К кострищу вернулся взволнованный, запыхавшийся Пантила.
– Что у вас стряслось, князь? – спросил Филофей.
– Наш мёртвый шаман вылез из земли, он снова хочет жить в Певлоре, – ответил Пантила и с торжеством оглядел Филофея. – Наши боги тоже умеют давать вторую жизнь. Уходи, старик. Твоя вера нам не нужна.
И они ушли – что же было делать? Впереди была заброшенная Кода и Шеркальские юрты; потом их дощаник перебрался на Малую Обь – впрочем, такую же огромную, как и Обь Большая; потом были Нарыкарские юрты; потом – устье реки Сосьвы, и по Сосьве они поднялись до Берёзова – дикого русского острога на голом овражистом крутояре. В Берёзове отдохнули несколько дней и под первыми дождями двинулись в обратный путь.

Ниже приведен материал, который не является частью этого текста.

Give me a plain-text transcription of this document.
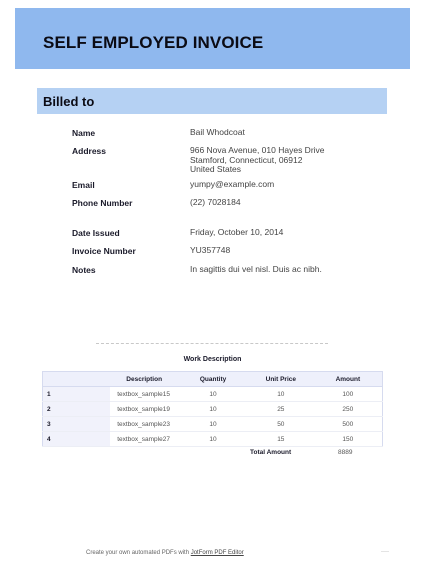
SELF EMPLOYED INVOICE
Billed to
Name	Bail Whodcoat
Address	966 Nova Avenue, 010 Hayes Drive
Stamford, Connecticut, 06912
United States
Email	yumpy@example.com
Phone Number	(22) 7028184
Date Issued	Friday, October 10, 2014
Invoice Number	YU357748
Notes	In sagittis dui vel nisl. Duis ac nibh.
Work Description
	Description	Quantity	Unit Price	Amount
1	textbox_sample15	10	10	100
2	textbox_sample19	10	25	250
3	textbox_sample23	10	50	500
4	textbox_sample27	10	15	150
Total Amount	8889
Create your own automated PDFs with JotForm PDF Editor	----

Неудача в Певлоре осталась чем-то непонятным и недоговорённым, она угнетала память. Вправду там восстал мертвец, или это морок, наваждение? Может, мертвецы инородцев могут выходить из земли, как упыри? Эти люди-деревья, наверное, лежат в могилах, будто старые корни в земле, – не истлевают. Новицкий смотрел по сторонам: сквозящий простор неба – точно с мира сняли крышу, стылые тёмные реки, приземистые и непролазные леса, мглистые болота, никому не ведомые протоки, заваленные буреломом, глухие туманы… Незакатное солнце казалось чьим-то пристальным и неусыпным взглядом. Новицкий ощущал вокруг себя чьё-то тихое, знобящее, зловещее присутствие. Присутствие чего-то настолько большого, что его не увидеть целиком, а потому и не понять. В этой бесконечности всему есть место, и нечисти тоже. Дома, в Малороссии, нечисть была не такая. В Малороссии людно и тесно, и нечисть загнана в амбары, в погреба, в лощины, в колодцы, на погосты. Она всякий раз огрызается. А здесь ей привольно, покойно, никто её не гонит и не теснит, и потому она вялая, неохочая, равнодушная.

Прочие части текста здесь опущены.